Ma dietro l’immaginario patinato fatto di tramonti dorati, di sorrisi in lineup e di onde da sogno, si nasconde una realtà più complessa. Una realtà fatta di sguardi duri, di tensioni non dette, di dinamiche silenziose che decidono chi può appartenere a un luogo e chi no. È il lato meno raccontato del surf. Il lato che spesso si preferisce ignorare, ma che chiunque abbia frequentato uno spot per abbastanza tempo ha sperimentato sulla propria pelle: il localismo.

Il localismo non è un concetto astratto. È qualcosa di tangibile, che si respira nell’aria prima ancora che si manifesti. È uno stato d’animo collettivo che trasforma uno spot in un territorio, un territorio in una patria, e una patria in un fortino da difendere. A volte è silenzioso, altre volte è feroce. A volte è giustificato, altre volte profondamente sbagliato. Ma c’è. E agisce. Divide. Regola. Separa.
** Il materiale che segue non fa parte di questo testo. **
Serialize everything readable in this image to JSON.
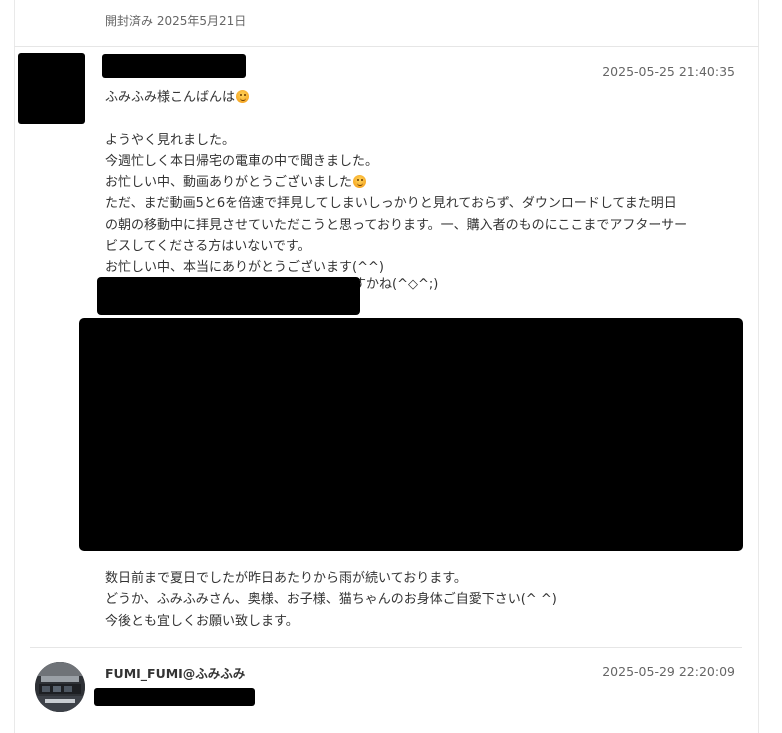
{
  "header": {
    "opened_note": "開封済み 2025年5月21日"
  },
  "messages": [
    {
      "timestamp": "2025-05-25 21:40:35",
      "lines": [
        "ふみふみ様こんばんは",
        "",
        "ようやく見れました。",
        "今週忙しく本日帰宅の電車の中で聞きました。",
        "お忙しい中、動画ありがとうございました",
        "ただ、まだ動画5と6を倍速で拝見してしまいしっかりと見れておらず、ダウンロードしてまた明日",
        "の朝の移動中に拝見させていただこうと思っております。一、購入者のものにここまでアフターサー",
        "ビスしてくださる方はいないです。",
        "お忙しい中、本当にありがとうございます(^^)"
      ],
      "partial_line_visible": "すかね(^◇^;)",
      "closing_lines": [
        "数日前まで夏日でしたが昨日あたりから雨が続いております。",
        "どうか、ふみふみさん、奥様、お子様、猫ちゃんのお身体ご自愛下さい(^ ^)",
        "今後とも宜しくお願い致します。"
      ],
      "emoji_icon": "smiling-face-emoji"
    },
    {
      "sender": "FUMI_FUMI@ふみふみ",
      "timestamp": "2025-05-29 22:20:09"
    }
  ],
  "colors": {
    "text": "#333333",
    "muted": "#666666",
    "divider": "#e6e6e6",
    "redaction": "#000000"
  }
}
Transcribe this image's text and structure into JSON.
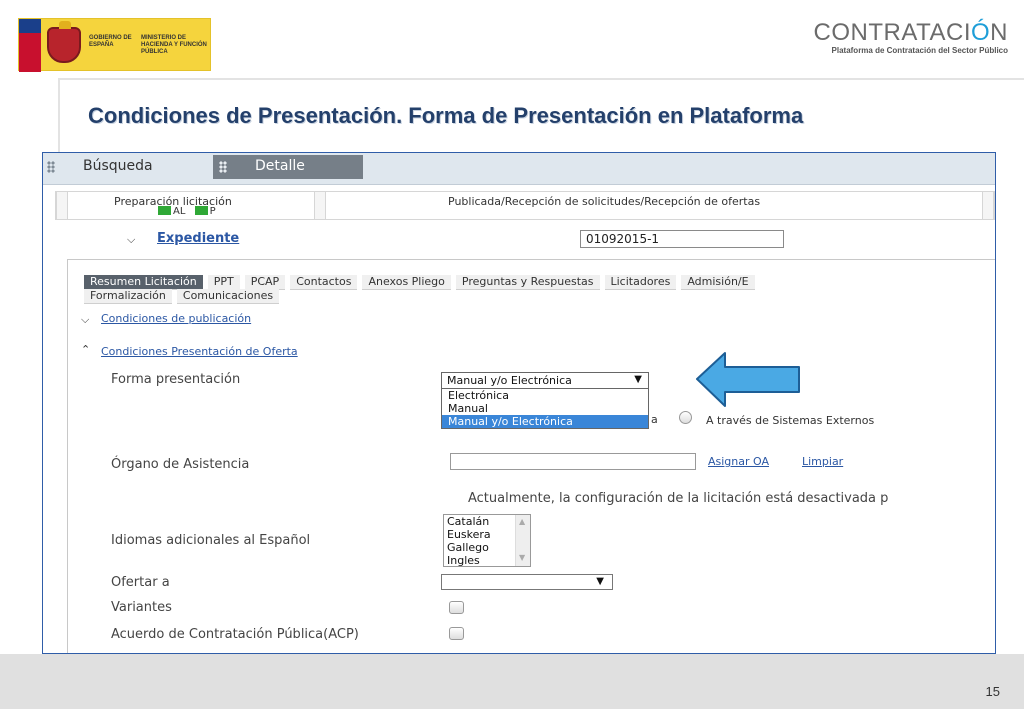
{
  "header": {
    "gov_logo": {
      "line1": "GOBIERNO DE ESPAÑA",
      "line2": "MINISTERIO DE HACIENDA Y FUNCIÓN PÚBLICA"
    },
    "brand": {
      "name_prefix": "CONTRATACI",
      "name_power": "Ó",
      "name_suffix": "N",
      "subtitle": "Plataforma de Contratación del Sector Público"
    }
  },
  "slide_title": "Condiciones de Presentación. Forma de Presentación en Plataforma",
  "screen": {
    "tabs": {
      "busqueda": "Búsqueda",
      "detalle": "Detalle"
    },
    "stages": {
      "preparacion": "Preparación licitación",
      "publicada": "Publicada/Recepción de solicitudes/Recepción de ofertas",
      "legend_al": "AL",
      "legend_p": "P",
      "legend_color": "#2fa836"
    },
    "expediente": {
      "label": "Expediente",
      "value": "01092015-1"
    },
    "subtabs_row1": [
      "Resumen Licitación",
      "PPT",
      "PCAP",
      "Contactos",
      "Anexos Pliego",
      "Preguntas y Respuestas",
      "Licitadores",
      "Admisión/E"
    ],
    "subtabs_row2": [
      "Formalización",
      "Comunicaciones"
    ],
    "sections": {
      "publicacion": "Condiciones de publicación",
      "presentacion": "Condiciones Presentación de Oferta"
    },
    "forma_presentacion": {
      "label": "Forma presentación",
      "selected": "Manual y/o Electrónica",
      "options": [
        "Electrónica",
        "Manual",
        "Manual y/o Electrónica"
      ],
      "partial_text": "a",
      "radio_external": "A través de Sistemas Externos"
    },
    "organo_asistencia": {
      "label": "Órgano de Asistencia",
      "value": "",
      "assign_link": "Asignar OA",
      "clear_link": "Limpiar"
    },
    "info_text": "Actualmente, la configuración de la licitación está desactivada p",
    "idiomas": {
      "label": "Idiomas adicionales al Español",
      "options": [
        "Catalán",
        "Euskera",
        "Gallego",
        "Ingles"
      ]
    },
    "ofertar_a": {
      "label": "Ofertar a",
      "value": ""
    },
    "variantes": {
      "label": "Variantes",
      "checked": false
    },
    "acp": {
      "label": "Acuerdo de Contratación Pública(ACP)",
      "checked": false
    }
  },
  "footer": {
    "page_number": "15"
  }
}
Questo libro è nato per esplorare questo confine. Il confine tra appartenenza e possesso. Tra protezione e chiusura. Tra cultura e prepotenza. È un invito a guardare dentro, più che fuori. Perché prima di giudicare il comportamento degli altri, dobbiamo osservare le radici delle nostre reazioni. Prima di tracciare confini esterni, è bene esplorare quelli interiori.

Il localismo può essere una forma di amore autentico, un sentimento di responsabilità nei confronti di un luogo che ci ha dato tutto. Ma può anche degenerare in odio, in esclusione, in paura mascherata da fierezza. La differenza non sta nel sentimento in sé, ma in come lo viviamo. In come lo esprimiamo. In cosa scegliamo di fare con ciò che proviamo.

Ho scelto di scrivere questo libro non per dare risposte, ma per porre domande. Perché il surf non è mai stato, e non sarà mai, una disciplina chiusa. È un viaggio. E come ogni viaggio, ci chiede di spostarci, dentro e fuori. Di metterci in discussione. Di osservare. Di ascoltare.

Queste pagine non sono una condanna del localismo, né una sua celebrazione. Sono una riflessione. Una voce tra le tante. Un racconto nato dall’esperienza vissuta e dalla voglia di restituire qualcosa a chi, come me, ha amato profondamente il mare. E ha visto in certi sguardi, in certe tensioni, in certe esclusioni, non solo fastidio… ma dolore. Paura. Solitudine. E un desiderio mal espresso di proteggere qualcosa di sacro.

Che tu sia un local, un viaggiatore, un principiante o un surfista esperto, spero che questo libro possa toccarti. Perché, alla fine, il mare ci parla tutti allo stesso modo. Senza preferenze. Senza etichette. Senza bandiere. Solo onde. Solo ascolto. Solo verità.